Mergers and acquisitions in the U.S. oil and gas industry went up by 57% last year, a report by Ernst & Young found.
The increased consolidation activity followed record profits and intensified competition for a limited amount of untapped resources.
Per the report, the value of M&A deals last year reached $49.2 billion, which was up from $31.4 billion for the previous year. The number was driven higher by a couple of so-called megadeals featuring Big Oil majors Exxon and Chevron.
Exxon last year struck a deal to acquire Pioneer Natural Resources for some $60 billion, while Chevron agreed to take over Hess Corp. for some $53 billion, although that deal has stalled due to Exxon’s opposition focusing on Hess interests in Guyana’s Stabroek Block.
According to EY, dealmaking will remain robust this year as well, and in 2025 too, with spending on mergers and acquisitions rising further.
“We started to see in 2023 a focus to consolidate the positions that operators had,” EY strategy and transactions group partner Bruce On told Reuters in an interview.
In addition to consolidation, oil and gas companies in the U.S. also increased spending on new exploration and production: the total for $2023 stood at $93.1 billion, which was up by 28% on 2022.

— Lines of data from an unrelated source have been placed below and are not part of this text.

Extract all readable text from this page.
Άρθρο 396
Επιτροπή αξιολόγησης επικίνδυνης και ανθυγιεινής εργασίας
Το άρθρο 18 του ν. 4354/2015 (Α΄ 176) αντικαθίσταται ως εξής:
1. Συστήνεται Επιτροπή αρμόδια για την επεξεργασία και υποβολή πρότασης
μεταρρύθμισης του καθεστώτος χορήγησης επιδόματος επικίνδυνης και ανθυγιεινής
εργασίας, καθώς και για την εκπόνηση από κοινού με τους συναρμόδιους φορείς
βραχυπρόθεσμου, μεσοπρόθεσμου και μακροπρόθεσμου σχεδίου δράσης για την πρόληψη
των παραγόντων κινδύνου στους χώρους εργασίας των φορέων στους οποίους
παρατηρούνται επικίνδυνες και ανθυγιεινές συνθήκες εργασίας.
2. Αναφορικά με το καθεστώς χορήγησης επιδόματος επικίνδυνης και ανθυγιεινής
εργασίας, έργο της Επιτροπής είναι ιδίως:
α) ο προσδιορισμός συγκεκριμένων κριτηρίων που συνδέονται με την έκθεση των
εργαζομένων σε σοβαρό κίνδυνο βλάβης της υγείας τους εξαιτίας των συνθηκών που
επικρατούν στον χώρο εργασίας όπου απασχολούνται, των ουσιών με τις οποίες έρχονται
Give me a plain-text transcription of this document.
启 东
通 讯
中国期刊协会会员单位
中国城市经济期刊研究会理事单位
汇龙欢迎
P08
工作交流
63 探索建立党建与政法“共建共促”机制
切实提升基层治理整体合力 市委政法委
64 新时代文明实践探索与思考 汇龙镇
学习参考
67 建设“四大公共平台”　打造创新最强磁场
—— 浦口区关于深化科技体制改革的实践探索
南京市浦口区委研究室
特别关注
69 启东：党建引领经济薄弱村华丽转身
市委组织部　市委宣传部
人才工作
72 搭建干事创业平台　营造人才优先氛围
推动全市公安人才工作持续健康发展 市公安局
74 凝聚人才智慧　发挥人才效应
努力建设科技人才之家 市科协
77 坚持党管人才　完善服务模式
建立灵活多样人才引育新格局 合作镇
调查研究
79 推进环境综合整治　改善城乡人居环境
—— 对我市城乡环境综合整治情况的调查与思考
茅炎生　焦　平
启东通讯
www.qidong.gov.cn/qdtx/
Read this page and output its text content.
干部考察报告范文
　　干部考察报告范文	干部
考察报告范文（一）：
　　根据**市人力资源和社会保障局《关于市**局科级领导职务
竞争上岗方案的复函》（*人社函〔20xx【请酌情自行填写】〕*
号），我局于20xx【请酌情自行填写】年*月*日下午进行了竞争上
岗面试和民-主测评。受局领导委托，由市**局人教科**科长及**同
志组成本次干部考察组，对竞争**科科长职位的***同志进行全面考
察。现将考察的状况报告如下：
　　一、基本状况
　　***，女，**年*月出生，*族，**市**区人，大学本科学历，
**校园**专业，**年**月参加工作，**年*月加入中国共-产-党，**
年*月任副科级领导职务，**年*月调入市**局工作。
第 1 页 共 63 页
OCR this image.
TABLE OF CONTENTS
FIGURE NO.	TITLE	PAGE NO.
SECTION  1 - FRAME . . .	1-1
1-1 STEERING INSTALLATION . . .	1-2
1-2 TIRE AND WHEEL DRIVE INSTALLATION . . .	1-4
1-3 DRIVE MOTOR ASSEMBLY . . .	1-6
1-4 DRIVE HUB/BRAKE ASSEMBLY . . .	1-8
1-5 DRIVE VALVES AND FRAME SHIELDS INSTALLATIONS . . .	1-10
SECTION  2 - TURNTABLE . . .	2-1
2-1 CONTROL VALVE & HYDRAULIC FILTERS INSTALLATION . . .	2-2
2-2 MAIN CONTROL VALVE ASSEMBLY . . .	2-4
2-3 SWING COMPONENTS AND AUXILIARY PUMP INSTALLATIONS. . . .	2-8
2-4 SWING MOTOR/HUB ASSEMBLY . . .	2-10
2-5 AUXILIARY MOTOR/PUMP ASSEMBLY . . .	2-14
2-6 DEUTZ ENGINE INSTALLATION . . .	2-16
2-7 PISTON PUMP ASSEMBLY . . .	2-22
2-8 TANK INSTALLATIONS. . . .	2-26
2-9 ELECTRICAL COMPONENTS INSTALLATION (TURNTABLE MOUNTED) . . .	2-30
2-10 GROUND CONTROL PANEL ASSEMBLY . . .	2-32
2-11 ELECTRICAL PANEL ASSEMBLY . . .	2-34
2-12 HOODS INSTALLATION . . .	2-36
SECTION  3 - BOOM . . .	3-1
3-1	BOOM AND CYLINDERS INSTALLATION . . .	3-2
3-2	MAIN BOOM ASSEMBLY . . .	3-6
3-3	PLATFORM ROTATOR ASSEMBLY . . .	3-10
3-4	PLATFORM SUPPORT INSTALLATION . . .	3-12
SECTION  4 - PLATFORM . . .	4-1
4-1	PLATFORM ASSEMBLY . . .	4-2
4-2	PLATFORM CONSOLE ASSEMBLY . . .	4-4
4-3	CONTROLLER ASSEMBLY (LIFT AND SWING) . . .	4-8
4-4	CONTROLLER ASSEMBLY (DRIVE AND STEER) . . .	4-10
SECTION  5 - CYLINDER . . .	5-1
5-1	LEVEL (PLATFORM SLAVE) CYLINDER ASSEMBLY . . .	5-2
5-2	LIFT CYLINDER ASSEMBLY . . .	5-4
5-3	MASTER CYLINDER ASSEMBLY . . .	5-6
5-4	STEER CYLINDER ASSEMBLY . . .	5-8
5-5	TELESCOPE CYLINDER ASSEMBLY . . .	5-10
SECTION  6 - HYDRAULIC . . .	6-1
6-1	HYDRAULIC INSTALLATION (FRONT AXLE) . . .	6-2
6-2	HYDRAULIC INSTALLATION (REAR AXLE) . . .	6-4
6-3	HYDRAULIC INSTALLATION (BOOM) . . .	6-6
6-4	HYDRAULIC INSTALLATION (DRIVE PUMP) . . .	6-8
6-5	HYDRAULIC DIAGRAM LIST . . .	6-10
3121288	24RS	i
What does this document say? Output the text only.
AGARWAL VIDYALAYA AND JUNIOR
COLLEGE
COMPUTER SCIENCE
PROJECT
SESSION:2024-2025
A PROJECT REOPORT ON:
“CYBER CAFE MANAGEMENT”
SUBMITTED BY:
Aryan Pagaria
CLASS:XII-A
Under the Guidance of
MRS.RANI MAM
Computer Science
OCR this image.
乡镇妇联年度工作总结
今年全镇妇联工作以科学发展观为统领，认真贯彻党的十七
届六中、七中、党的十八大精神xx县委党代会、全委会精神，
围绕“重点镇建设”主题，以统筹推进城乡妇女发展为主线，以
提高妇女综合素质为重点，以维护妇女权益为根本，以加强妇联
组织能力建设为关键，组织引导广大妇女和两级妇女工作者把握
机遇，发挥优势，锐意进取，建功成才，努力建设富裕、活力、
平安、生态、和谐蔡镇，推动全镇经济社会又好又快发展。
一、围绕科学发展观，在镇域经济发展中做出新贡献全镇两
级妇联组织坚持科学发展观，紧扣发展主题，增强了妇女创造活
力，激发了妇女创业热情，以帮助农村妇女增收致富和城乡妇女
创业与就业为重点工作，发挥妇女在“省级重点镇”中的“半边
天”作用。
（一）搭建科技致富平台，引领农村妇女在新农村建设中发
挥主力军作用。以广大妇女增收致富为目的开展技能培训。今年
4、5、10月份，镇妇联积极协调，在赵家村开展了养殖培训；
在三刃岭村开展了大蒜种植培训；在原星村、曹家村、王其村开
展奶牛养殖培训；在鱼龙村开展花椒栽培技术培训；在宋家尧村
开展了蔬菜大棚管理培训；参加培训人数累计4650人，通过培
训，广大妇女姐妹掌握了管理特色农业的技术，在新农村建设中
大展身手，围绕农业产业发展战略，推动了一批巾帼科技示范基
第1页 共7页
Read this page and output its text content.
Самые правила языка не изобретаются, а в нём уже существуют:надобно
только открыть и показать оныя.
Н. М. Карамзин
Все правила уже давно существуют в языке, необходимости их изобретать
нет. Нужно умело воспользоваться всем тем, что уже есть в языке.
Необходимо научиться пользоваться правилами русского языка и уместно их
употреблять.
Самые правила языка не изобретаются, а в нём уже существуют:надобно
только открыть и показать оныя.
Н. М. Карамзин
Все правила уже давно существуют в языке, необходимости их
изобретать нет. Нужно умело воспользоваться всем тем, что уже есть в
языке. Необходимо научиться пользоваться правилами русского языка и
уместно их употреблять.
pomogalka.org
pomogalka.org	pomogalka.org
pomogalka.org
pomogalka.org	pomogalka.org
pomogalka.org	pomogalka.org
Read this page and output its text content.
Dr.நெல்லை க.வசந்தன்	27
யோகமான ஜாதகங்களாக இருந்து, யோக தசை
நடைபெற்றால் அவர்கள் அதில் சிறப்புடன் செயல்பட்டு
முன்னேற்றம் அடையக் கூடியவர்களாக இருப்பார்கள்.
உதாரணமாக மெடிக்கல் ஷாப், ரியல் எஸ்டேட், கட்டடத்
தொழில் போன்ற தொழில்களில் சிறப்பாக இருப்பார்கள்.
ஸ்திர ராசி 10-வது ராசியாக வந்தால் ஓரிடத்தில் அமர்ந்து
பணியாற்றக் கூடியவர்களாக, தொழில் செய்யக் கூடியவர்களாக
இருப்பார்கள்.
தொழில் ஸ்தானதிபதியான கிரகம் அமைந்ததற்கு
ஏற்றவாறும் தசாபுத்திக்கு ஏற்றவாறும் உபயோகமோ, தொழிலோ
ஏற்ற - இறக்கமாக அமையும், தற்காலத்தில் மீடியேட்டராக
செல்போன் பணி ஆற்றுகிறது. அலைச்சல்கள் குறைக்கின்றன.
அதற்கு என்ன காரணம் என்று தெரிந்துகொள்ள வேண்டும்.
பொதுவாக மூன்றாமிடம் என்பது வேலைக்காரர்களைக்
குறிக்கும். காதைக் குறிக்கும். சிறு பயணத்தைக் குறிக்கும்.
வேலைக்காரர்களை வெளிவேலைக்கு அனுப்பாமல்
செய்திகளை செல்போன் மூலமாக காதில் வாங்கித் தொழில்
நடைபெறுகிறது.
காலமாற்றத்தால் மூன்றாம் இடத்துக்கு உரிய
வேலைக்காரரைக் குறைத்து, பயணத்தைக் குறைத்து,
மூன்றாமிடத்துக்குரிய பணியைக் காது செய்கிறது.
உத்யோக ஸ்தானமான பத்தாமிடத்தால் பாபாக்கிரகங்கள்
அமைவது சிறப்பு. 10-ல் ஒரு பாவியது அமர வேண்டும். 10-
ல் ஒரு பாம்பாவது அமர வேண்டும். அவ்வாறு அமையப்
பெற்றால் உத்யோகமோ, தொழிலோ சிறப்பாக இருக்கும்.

Earlier this month, Enverus also forecast another strong year for mergers and acquisitions in the U.S. oil and gas space. The company reported $30.2 billion worth of new deals announced during the second quarter of the year alone. The third quarter of the year also got off to a strong start with the $5-billion acquisition of Grayson Mills by Devon Energy—a deal in the Bakken play—and the $1.1-billion acquisition of Point Energy Partners by Vital Energy and Northern Oil & Gas.
Since the start of the year, there have been 12 deals with a size of $1 billion or more, Enverus also reported, suggesting that the total for the year could exceed last year’s 19 deals of a billion dollars or more.